Botello feels the same, saying: "The editing apps for phones are great but I still think that we get more from editing with traditional apps. I have yet to find an awesome app to edit an entire film with in the way some of us would like, and I think the reason is the size of the screen on the phone."
But editing on a computer needn't be a problem. "It is not complicated at all. Just import your video into your editing program" Botello explained. She recommends "iMovie, Final Cut Pro or any professional editing program."
Many of the best options are for Mac, but if you're using a PC there's software such as Corel VideoStudio and numerous free options.
Still, you may sometimes want to edit on your phone. Kazantsev gave the example of "if you are in a location where all you have is your smartphone then yes, do whatever is necessary to get the job done.
"So that is an advantage over a traditional camera, the smartphone is the only camera where you can shoot, edit and share with the world from one device."
Speaking of sharing, once you've finished editing you even have access to instant global distribution at no cost, thanks to YouTube and other video sharing sites.
In fact some editing apps, such as Pinnacle Studio, even let you share your film straight to YouTube. And of course, at the end of the chain smartphones can also be used to watch your film on.
Swiss army film making
So from filming, through to editing, sharing and consuming, smartphones can handle every part of the film making process and all for little to no more money than the cost of the phone itself- which is something that most people already have. They may not be ideally suited to all parts of the process, but they manage and you can always augment them with extra equipment if you have the funds.

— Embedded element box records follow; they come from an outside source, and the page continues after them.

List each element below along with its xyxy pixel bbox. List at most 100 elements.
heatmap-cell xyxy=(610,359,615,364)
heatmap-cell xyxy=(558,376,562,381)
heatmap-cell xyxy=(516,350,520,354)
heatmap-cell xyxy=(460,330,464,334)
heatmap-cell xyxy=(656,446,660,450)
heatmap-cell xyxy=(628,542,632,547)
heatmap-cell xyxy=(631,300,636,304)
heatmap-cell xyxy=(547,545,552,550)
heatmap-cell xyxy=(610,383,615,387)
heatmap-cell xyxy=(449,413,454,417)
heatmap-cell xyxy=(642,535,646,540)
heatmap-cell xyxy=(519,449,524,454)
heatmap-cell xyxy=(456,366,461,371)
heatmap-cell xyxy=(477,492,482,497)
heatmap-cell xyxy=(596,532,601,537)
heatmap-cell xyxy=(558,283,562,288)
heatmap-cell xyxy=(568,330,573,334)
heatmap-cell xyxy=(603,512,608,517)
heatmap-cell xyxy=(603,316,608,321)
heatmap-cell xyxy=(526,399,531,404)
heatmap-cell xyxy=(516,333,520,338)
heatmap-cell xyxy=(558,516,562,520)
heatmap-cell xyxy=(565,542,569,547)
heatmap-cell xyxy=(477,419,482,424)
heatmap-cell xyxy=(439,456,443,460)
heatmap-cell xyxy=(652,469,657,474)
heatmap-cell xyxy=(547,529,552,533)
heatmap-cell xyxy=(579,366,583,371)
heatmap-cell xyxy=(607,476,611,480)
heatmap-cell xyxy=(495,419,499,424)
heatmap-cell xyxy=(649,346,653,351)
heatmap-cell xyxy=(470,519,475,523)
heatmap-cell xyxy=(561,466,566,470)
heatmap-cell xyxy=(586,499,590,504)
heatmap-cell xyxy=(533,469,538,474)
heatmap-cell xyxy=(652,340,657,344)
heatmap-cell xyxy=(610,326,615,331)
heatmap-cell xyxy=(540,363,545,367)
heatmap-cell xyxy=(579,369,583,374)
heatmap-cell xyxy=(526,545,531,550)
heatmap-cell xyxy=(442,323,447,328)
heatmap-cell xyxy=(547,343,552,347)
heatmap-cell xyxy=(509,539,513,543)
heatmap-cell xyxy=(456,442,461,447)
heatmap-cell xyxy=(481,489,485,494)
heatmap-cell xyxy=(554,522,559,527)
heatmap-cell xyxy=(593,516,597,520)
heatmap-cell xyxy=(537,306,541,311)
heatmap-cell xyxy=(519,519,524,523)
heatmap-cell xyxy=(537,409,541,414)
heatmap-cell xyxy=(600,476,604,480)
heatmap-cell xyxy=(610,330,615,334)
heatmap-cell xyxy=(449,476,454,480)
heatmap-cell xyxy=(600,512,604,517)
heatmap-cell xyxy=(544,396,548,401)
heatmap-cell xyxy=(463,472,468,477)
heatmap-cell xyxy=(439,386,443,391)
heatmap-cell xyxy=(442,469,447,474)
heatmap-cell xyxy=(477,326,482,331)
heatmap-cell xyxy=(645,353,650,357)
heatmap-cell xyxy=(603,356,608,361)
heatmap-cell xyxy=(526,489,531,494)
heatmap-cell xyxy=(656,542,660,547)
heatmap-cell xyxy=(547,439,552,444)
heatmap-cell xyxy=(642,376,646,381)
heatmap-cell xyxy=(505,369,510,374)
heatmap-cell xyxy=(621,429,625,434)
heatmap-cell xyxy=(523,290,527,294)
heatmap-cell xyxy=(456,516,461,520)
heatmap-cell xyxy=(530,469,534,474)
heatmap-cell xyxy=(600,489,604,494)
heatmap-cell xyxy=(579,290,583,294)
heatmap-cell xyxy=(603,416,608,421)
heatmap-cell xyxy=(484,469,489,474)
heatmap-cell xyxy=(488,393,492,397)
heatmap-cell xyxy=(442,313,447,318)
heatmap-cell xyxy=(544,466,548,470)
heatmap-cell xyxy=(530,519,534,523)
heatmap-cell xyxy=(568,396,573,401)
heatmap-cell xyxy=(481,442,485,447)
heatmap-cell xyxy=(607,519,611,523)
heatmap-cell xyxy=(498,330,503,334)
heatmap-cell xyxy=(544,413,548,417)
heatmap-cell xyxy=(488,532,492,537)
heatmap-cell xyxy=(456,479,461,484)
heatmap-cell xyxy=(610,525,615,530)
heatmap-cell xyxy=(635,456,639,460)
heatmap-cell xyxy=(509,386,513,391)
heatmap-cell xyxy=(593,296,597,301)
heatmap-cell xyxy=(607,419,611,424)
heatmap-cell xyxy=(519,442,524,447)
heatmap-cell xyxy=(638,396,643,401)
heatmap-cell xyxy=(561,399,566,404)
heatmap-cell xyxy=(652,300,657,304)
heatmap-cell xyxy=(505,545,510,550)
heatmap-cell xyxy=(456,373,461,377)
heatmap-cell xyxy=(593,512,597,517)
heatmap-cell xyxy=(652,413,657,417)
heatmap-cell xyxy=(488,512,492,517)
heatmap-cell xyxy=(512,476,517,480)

Soon smartphones may even excel. As the cameras get better and more people embrace the potential there could be a not too distant future where smartphone films are regularly playing in a cinema near you, in the same way DSLRs are replacing larger, dedicated, cameras all over the place.
When asked about whether smartphone films could compete with conventional films Botello argued that they already almost do, explaining that "mobile filmmaking has been seen as a niche in the industry or a hobby or something 'interesting,' but lately it is a genuine industry with all the elements such as the fans, the players and the business potential coming from it."
With the industry steadily growing there's never been a better time to get involved. "Just do it" was the advice given by both Kazantsev and Botello. "There is a wave right now" Botello explained "and if you want to you can jump on it. All you need is your phone."